We didn’t talk about their animals or my ghosts, if they even knew about them. We talked politics and movies and told all the dirty jokes I thought were ever written.

“I think I need a blood transfusion after tonight,” I grumbled as I scratched a bite on my leg when we finally said good night to the other guys and went inside.

“The bugs will eventually start ignoring you.” He held a bottle of vinegar and a cotton ball out, “May I?”

“May you what?” I looked to his hands again.

“Cold white vinegar takes out the itch.”

I nodded, and he proceeded to pat the vinegar on all my bites.

“If they ignore ya after a while, why do you have the vinegar?” I challenged.

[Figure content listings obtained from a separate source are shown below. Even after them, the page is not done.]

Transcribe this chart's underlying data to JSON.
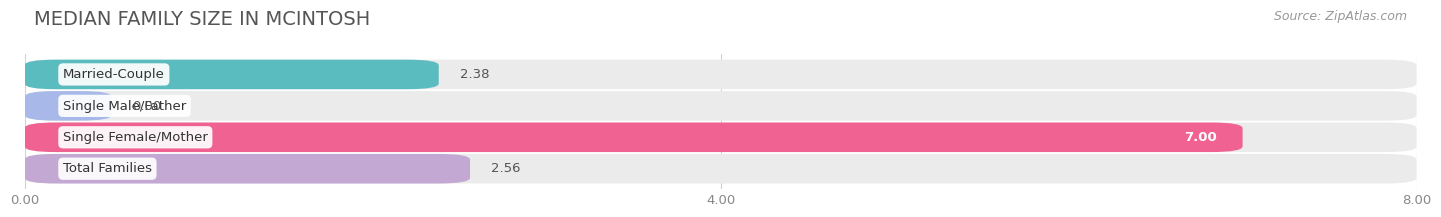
{
  "title": "MEDIAN FAMILY SIZE IN MCINTOSH",
  "source": "Source: ZipAtlas.com",
  "categories": [
    "Married-Couple",
    "Single Male/Father",
    "Single Female/Mother",
    "Total Families"
  ],
  "values": [
    2.38,
    0.0,
    7.0,
    2.56
  ],
  "bar_colors": [
    "#5bbcbf",
    "#a8b8e8",
    "#f06292",
    "#c4a8d4"
  ],
  "bar_bg_color": "#ebebeb",
  "xlim": [
    0,
    8.0
  ],
  "xticks": [
    0.0,
    4.0,
    8.0
  ],
  "xtick_labels": [
    "0.00",
    "4.00",
    "8.00"
  ],
  "title_fontsize": 14,
  "source_fontsize": 9,
  "tick_fontsize": 9.5,
  "bar_label_fontsize": 9.5,
  "category_fontsize": 9.5,
  "bar_height": 0.58,
  "bg_color": "#ffffff",
  "value_inside_color": "#ffffff",
  "value_outside_color": "#555555",
  "inside_threshold": 7.0
}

“For salads?” He shrugged. I pictured him as a meat-and-potatoes kind of guy. Thinking of him sitting there making his own salad dressing was shockingly hot. Who knew basic domestic skills did it for me?

“I’m not havin’ sex with you tonight,” I blurted, out of nowhere and for reasons I couldn’t begin to fathom. It wasn’t like he even asked. Or hinted. Or made out with me. Dying right then and there wasn’t a bad plan.

“Of course not. We’ve been drinking,” he announced, getting up and putting the vinegar away as if I hadn’t just blurted something so completely embarrassing.

“Sorry. I don’t know why I said that.”

“Because you didn’t want there to be misunderstandings.” He was beside me faster than I thought possible, but he was part animal, so maybe that was a thing. “Always say what needs sayin’. That’s the only way this’ll work.”

“I’m afraid.” Because, apparently, I was saying all the things tonight. I wasn’t even drunk. I’d had three beers over the course of hours. But out the words came.

“Because you have been hurt before,” he clarified before taking my hand as I leaned into him. This was nice, just being near him, snuggling into him, our secrets in the air. Well, most of them, and now felt like the time to share my last one, the one that could scare him away.